Court Opinion

ID: 9674282
Source: CourtListenerOpinion
Date Created: 2023-08-24 04:25:53.731808+00
Date Added: 2024-06-11T18:16:26.638507
License: Public Domain

DAUGHTREY, Justice,
concurring.
I concur fully in the decision to affirm the defendant’s conviction on three counts of first-degree, premeditated murder. The guilt-innocence phase of the trial was meticulously handled by the trial judge, and although no trial is perfect, the mistakes made in this one were apparently trivial and without discernible affect on the jury’s verdict.

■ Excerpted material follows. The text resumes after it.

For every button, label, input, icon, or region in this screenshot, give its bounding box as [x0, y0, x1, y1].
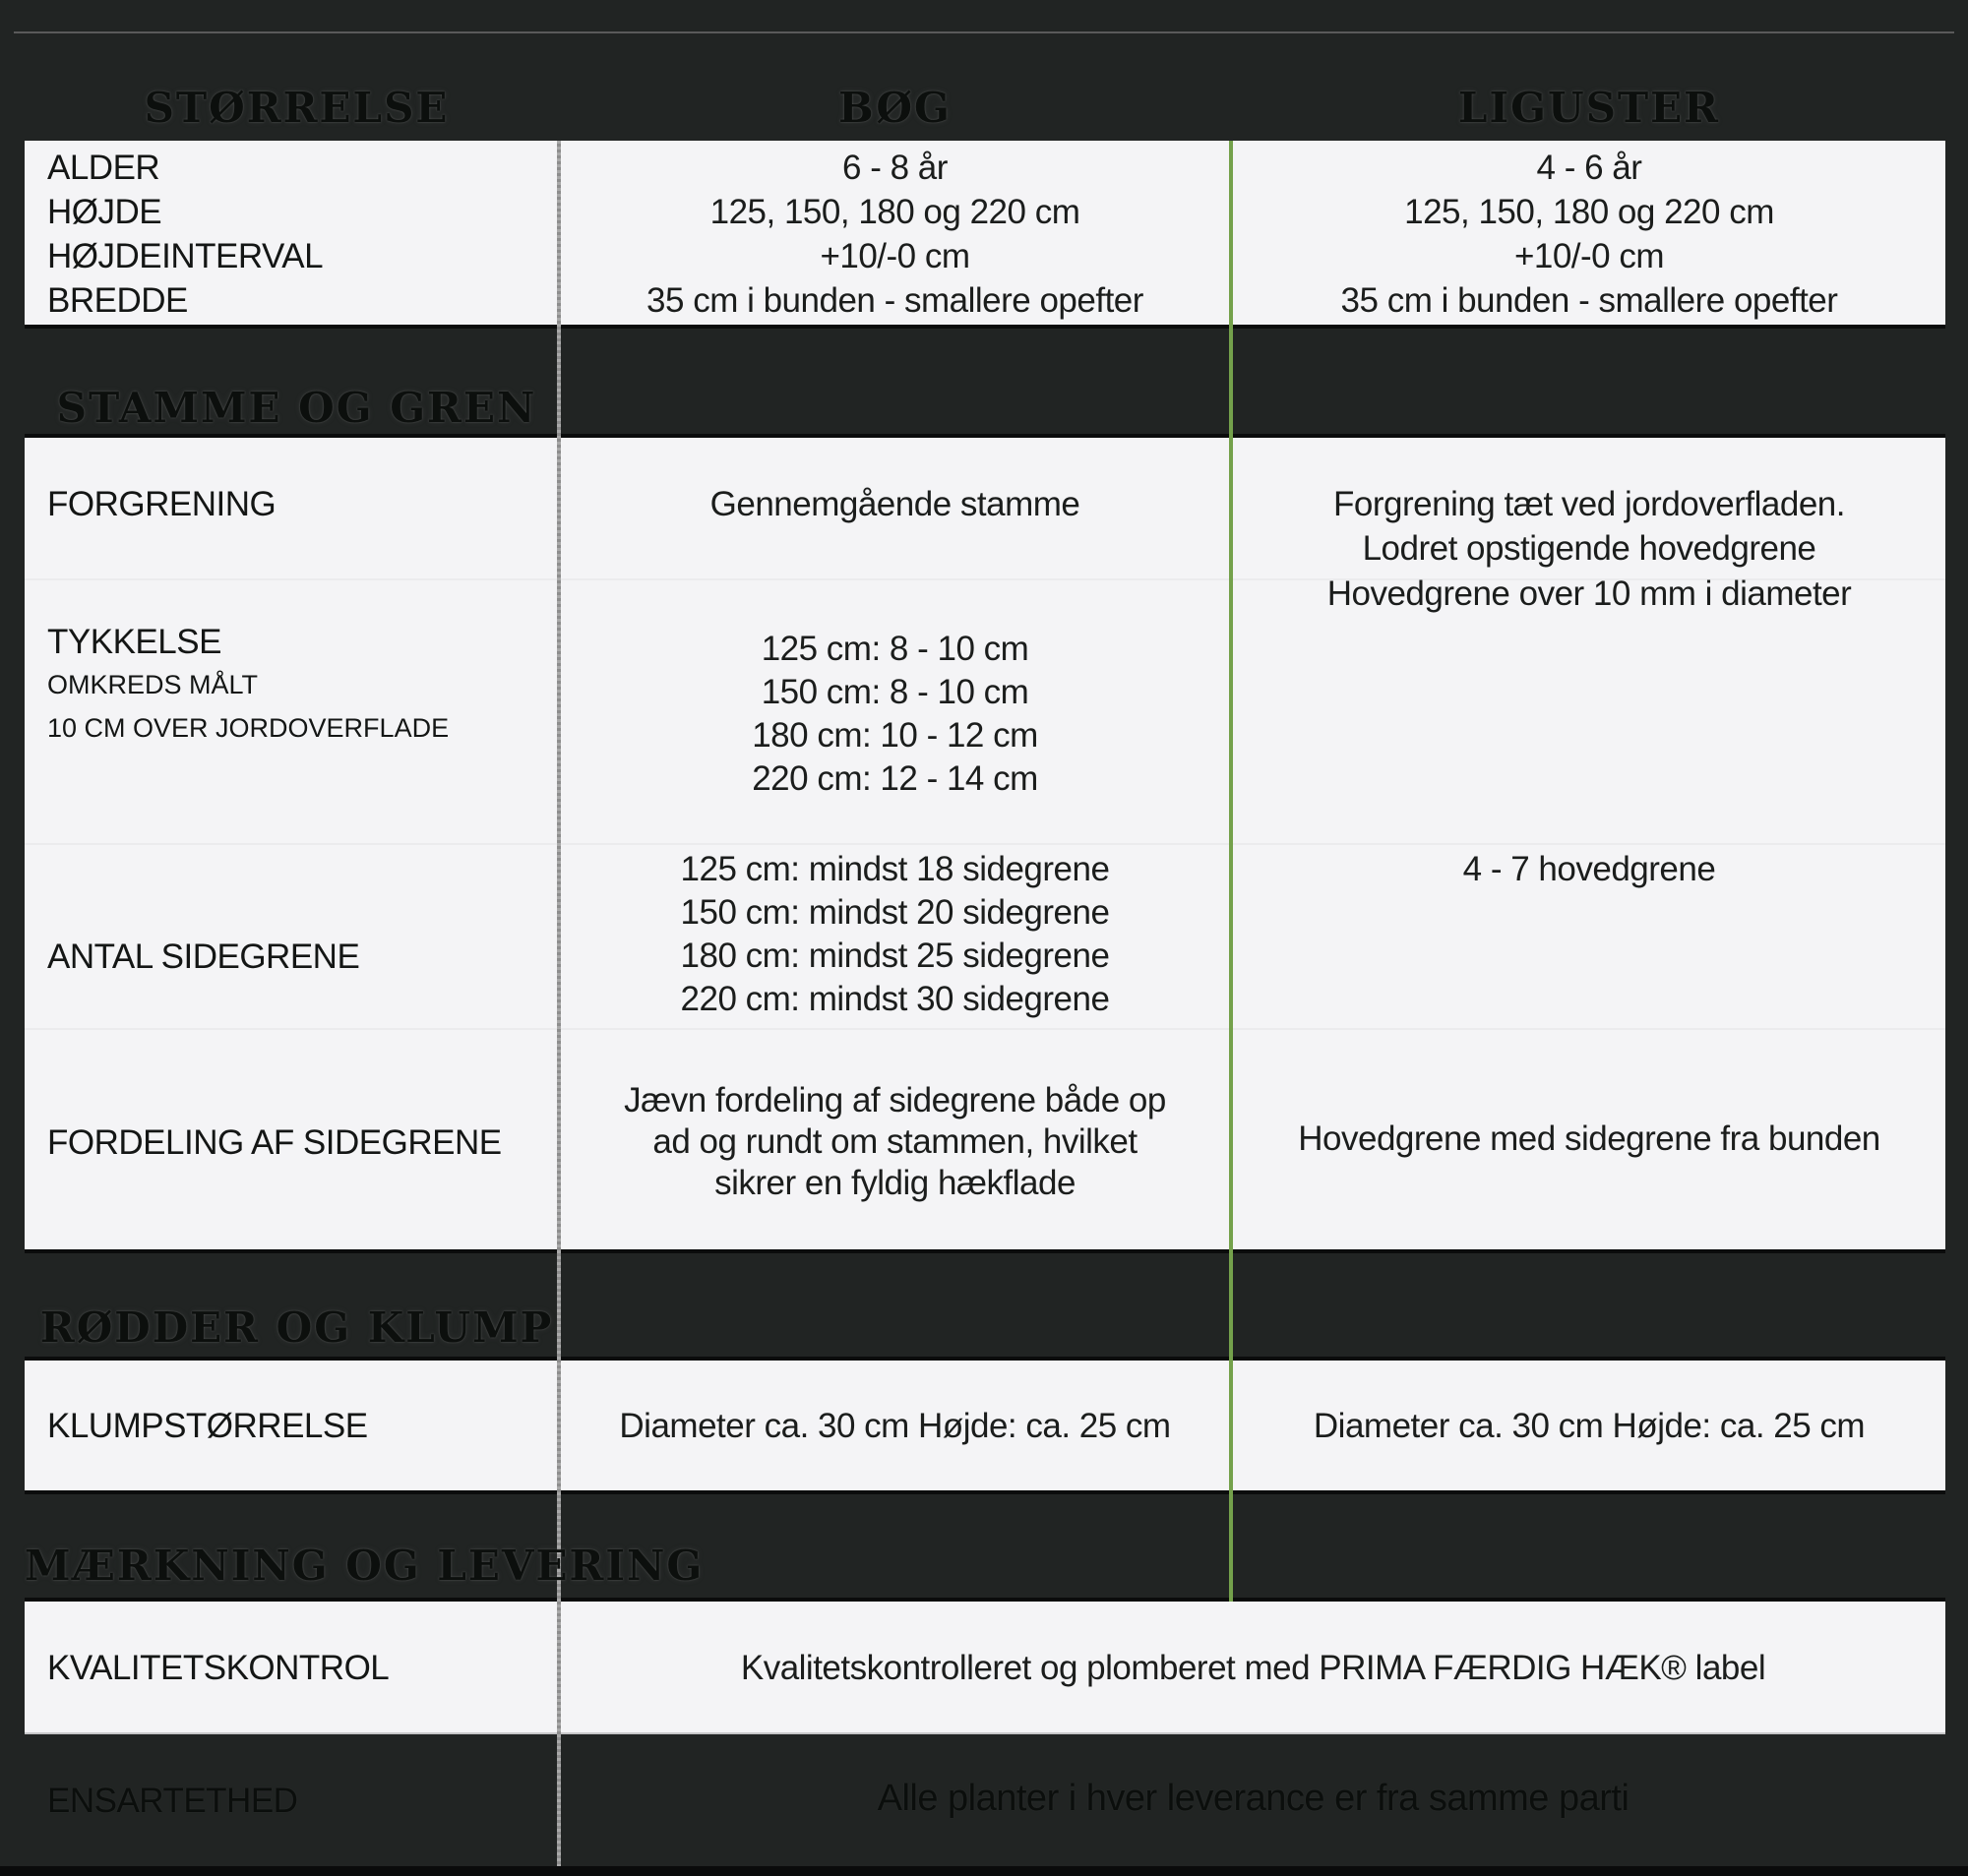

The sentencing phase of the trial was also carefully conducted, and, given the senseless nature and the horrifying circumstances of the murders committed in this ease, it is not surprising that a “death-qualified” jury would vote to impose the ultimate penalty against Oscar Franklin Smith on all three counts. As to one of the victims, Jason Burnett, who was deliberately eviscerated by his step-father and left to die an unnecessarily painful and terrifying death, there can be little doubt that capital punishment is both proportional to the offense and supported by sufficient aggravating circumstances, as set out in Tennessee’s first-degree murder statute. Because the two additional death penalties are obviously redundant, and because the strength of the evidence with regard to those two sentences is less clear than it is with regard to the murder of Jason, I conclude that it is unnecessary to subject them to further examination.
In the absence of trial error, the only other impediment to imposition of the death penalty for the murder of Jason Burnett would be a finding that the procedure set out in Tennessee’s capital punishment statute was unconstitutional in some respect (including the manner of execution). However, as the author of the lead opinion in this case points out, all the constitutional questions raised by this defendant have been previously decided against his insistence, although sometimes by a divided court.
For the reasons set out in this separate opinion, I concur in the judgment of the trial court finding the defendant guilty of murder in counts one, two, and four of the indictment and in the sentence imposed with regard to count four.